• Net income inches up to P2.55 billion as tax expense surges
• Real estate sales more than double and power consolidated revenue
• Costs accelerate across operations while finance charges jump
DoubleDragon Corp., led by tycoons Edgar “Injap” Sia II and Tony Tan Caktiong, booked P10.50 billion in consolidated revenue for the first nine months of 2025, lifted by a sharp rebound in real estate sales that offset heavier expenses and rising finance costs.
The company’s income before tax climbed to P3.2 billion from P2.7 billion while net income was flat at P2.5 billion.
What stands out
Real estate sales soared to P2.2 billion, up 161.2 percent from a year earlier, driven by additional sales from Hotel101 and residential developments across domestic and international projects.
Rental income rose 4.1 percent to P3.1 billion as occupancy improved and new tenants came on board. Hotel revenues added P646.3 million, up 4.5 percent due to stronger property occupancy.
The period also saw P1.9 billion in unrealized gains from changes in fair values of investment properties as projects reached completion.
Interest income more than doubled to P128 million on higher yields from cash deposits and short-term placements.
Other income climbed 27.9 percent to P2.45 billion on higher tenant charges, cinema sales and other collections.
Why the bottom line barely moved?
Despite stronger operating contributions, the company’s income tax expense jumped to P691.4 million from P195.3 million.

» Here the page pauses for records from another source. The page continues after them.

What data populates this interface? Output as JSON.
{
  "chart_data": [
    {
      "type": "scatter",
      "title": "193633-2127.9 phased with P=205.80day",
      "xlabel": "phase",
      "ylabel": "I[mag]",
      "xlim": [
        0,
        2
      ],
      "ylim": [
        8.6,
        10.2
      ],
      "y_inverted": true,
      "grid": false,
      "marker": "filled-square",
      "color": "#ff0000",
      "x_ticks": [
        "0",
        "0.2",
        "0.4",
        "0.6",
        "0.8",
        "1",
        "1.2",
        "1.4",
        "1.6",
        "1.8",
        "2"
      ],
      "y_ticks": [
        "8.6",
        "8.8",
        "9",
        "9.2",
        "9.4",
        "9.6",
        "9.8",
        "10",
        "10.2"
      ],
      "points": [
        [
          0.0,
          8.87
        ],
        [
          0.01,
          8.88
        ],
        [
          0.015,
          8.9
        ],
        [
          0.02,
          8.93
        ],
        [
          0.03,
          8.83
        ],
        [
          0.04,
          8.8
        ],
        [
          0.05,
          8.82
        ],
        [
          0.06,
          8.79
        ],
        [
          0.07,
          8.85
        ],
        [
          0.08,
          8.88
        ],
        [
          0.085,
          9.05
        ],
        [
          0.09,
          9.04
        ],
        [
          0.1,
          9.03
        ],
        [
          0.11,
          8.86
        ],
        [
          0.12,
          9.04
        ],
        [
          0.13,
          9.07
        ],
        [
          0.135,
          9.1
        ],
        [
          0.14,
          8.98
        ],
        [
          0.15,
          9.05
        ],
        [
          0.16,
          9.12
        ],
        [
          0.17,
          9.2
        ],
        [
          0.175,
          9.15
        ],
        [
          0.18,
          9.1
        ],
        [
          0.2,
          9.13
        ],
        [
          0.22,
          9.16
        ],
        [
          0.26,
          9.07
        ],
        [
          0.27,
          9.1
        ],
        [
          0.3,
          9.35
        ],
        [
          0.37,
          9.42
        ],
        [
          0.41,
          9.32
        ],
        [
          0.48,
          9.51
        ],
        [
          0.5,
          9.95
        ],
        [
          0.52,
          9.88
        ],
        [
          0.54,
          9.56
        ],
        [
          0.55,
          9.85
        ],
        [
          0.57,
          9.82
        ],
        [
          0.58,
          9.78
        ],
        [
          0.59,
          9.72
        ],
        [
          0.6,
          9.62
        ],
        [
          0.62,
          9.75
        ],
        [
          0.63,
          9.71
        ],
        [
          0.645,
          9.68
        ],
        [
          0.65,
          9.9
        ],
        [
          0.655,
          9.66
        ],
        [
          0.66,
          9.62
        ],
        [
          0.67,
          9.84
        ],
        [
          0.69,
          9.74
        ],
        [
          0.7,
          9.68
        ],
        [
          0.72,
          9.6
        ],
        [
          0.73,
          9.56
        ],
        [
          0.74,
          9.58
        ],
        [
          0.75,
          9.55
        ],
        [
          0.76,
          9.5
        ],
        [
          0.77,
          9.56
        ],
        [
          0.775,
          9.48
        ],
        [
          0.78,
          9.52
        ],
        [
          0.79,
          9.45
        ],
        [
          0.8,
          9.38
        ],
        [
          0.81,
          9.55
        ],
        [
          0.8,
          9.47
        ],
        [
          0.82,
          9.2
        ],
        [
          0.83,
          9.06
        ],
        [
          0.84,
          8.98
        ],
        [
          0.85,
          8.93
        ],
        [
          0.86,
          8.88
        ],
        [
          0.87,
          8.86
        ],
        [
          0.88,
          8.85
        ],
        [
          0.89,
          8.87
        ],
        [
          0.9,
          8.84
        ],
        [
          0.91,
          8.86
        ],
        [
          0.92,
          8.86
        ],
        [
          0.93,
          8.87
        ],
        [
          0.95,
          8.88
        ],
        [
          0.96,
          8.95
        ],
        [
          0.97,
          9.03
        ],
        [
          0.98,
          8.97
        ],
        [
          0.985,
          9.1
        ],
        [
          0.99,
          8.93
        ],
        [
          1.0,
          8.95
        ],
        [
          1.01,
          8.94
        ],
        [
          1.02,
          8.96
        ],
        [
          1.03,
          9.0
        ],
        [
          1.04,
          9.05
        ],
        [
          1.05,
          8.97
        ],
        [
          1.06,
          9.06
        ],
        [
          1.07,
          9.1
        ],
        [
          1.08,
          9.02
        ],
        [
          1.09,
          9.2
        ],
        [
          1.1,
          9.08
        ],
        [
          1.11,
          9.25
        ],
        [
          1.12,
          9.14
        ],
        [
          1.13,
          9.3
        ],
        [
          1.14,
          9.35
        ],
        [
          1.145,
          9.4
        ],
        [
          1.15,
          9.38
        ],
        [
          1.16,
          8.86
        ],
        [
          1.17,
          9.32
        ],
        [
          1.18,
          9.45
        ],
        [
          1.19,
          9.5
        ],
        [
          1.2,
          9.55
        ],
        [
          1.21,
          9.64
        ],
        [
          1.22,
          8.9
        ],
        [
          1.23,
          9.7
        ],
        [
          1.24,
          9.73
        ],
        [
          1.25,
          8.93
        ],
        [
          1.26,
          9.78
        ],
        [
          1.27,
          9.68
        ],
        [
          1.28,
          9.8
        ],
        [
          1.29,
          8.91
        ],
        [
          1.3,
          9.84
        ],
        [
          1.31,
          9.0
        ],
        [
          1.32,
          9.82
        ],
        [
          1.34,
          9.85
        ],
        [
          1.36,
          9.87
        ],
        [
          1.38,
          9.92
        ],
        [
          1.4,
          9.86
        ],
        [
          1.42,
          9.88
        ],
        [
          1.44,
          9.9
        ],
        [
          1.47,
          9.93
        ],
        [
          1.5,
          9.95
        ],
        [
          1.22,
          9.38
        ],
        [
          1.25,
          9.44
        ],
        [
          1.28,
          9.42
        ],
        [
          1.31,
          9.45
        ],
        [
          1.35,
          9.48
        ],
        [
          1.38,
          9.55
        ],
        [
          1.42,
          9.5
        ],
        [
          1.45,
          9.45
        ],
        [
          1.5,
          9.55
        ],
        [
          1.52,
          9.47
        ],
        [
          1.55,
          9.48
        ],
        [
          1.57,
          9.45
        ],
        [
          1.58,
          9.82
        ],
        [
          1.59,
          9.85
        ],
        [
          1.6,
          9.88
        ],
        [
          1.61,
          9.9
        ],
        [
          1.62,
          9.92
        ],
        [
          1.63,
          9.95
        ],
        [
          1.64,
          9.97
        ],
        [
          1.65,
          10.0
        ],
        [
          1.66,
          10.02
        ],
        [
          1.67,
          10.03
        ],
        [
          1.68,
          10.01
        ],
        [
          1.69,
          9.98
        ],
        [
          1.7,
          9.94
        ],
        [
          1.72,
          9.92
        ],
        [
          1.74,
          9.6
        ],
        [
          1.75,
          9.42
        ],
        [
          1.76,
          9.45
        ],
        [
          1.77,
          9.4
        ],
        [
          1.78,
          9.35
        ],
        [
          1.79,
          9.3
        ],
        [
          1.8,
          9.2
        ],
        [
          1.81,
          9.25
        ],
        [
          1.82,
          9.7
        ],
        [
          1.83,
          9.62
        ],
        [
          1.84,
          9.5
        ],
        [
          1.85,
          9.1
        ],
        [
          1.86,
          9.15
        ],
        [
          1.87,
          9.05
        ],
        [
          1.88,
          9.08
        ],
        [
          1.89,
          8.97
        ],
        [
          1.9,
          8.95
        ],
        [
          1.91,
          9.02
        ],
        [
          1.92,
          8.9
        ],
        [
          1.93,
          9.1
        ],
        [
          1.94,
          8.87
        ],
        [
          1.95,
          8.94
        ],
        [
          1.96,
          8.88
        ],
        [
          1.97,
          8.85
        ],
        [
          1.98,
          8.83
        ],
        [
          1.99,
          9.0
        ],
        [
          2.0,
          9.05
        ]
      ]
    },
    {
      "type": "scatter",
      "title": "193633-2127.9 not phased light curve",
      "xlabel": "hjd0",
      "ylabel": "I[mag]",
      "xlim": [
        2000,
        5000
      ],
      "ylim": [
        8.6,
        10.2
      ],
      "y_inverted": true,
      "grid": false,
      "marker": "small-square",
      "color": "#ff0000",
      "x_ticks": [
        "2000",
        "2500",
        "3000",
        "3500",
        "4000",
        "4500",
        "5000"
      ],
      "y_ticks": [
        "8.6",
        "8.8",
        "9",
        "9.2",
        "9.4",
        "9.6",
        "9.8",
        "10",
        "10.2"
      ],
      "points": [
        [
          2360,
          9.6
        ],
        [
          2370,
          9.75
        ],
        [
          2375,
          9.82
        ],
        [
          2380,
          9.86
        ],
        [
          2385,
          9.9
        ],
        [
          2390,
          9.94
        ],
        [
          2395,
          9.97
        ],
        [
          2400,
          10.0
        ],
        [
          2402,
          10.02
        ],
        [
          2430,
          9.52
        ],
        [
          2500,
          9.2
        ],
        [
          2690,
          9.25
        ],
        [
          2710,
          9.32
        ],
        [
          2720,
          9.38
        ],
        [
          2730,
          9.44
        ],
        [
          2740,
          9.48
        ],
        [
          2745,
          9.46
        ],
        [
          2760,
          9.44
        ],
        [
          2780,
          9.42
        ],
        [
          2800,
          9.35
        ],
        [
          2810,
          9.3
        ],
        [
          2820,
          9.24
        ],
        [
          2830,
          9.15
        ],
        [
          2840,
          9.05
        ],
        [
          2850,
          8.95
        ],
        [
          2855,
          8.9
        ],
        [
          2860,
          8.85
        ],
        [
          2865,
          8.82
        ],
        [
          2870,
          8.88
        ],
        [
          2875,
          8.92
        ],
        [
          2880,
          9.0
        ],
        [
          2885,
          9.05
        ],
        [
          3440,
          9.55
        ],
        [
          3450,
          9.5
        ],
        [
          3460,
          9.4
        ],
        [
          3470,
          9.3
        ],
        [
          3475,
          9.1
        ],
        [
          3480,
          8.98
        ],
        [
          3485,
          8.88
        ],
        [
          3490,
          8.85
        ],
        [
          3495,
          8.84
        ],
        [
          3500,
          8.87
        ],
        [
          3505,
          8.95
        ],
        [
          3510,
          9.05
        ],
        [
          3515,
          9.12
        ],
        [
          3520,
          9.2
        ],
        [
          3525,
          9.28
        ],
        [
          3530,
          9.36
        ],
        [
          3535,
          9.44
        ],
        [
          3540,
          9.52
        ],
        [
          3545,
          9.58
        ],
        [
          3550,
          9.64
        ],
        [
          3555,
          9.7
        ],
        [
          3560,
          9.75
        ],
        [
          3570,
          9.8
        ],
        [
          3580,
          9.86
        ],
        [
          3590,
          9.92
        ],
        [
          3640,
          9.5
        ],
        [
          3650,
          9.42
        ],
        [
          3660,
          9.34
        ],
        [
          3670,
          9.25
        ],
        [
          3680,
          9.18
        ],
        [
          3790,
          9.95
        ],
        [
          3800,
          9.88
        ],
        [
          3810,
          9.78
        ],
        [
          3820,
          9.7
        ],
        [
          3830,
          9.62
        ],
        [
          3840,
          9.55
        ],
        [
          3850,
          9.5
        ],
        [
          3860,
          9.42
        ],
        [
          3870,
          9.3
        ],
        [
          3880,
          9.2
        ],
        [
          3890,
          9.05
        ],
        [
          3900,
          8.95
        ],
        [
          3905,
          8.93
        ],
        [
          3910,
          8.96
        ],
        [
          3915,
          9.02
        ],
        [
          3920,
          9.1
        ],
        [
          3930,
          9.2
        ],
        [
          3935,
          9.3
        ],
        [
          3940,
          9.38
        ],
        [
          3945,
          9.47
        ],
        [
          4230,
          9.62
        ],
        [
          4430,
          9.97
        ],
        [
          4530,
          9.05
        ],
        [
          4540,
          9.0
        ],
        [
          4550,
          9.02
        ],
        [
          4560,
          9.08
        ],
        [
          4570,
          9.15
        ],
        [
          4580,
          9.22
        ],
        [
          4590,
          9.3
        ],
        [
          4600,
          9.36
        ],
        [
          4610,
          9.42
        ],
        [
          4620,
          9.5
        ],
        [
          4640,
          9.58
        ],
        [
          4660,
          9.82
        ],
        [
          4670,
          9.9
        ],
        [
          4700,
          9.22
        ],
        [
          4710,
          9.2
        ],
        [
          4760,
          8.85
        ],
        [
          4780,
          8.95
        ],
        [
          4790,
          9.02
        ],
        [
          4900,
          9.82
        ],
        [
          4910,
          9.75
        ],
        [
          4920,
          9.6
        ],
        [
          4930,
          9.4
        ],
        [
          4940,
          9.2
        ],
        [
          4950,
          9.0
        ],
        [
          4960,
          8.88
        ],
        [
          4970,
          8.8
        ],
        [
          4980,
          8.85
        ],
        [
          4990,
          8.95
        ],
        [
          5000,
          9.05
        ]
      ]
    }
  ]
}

Management attributed the increase mainly to deferred tax expense triggered by unrealized fair value gains. That tax surge absorbed much of the growth in income before tax, leaving net income nearly flat year-on-year.
Higher costs
Cost of real estate sales jumped 207.2 percent to P1.32 billion in line with the surge in unit sales.
Hotel operating costs increased 10.6 percent to P478.4 million, reflecting higher rents and operating activity.
General and administrative expenses almost doubled to P2.8 billion on increased staffing, taxes, utilities and depreciation.
Finance costs were a major swing factor. Interest expense soared 102.4 percent to P2.4 billion due to higher loan-related charges and the significant financing component tied to revenue contracts.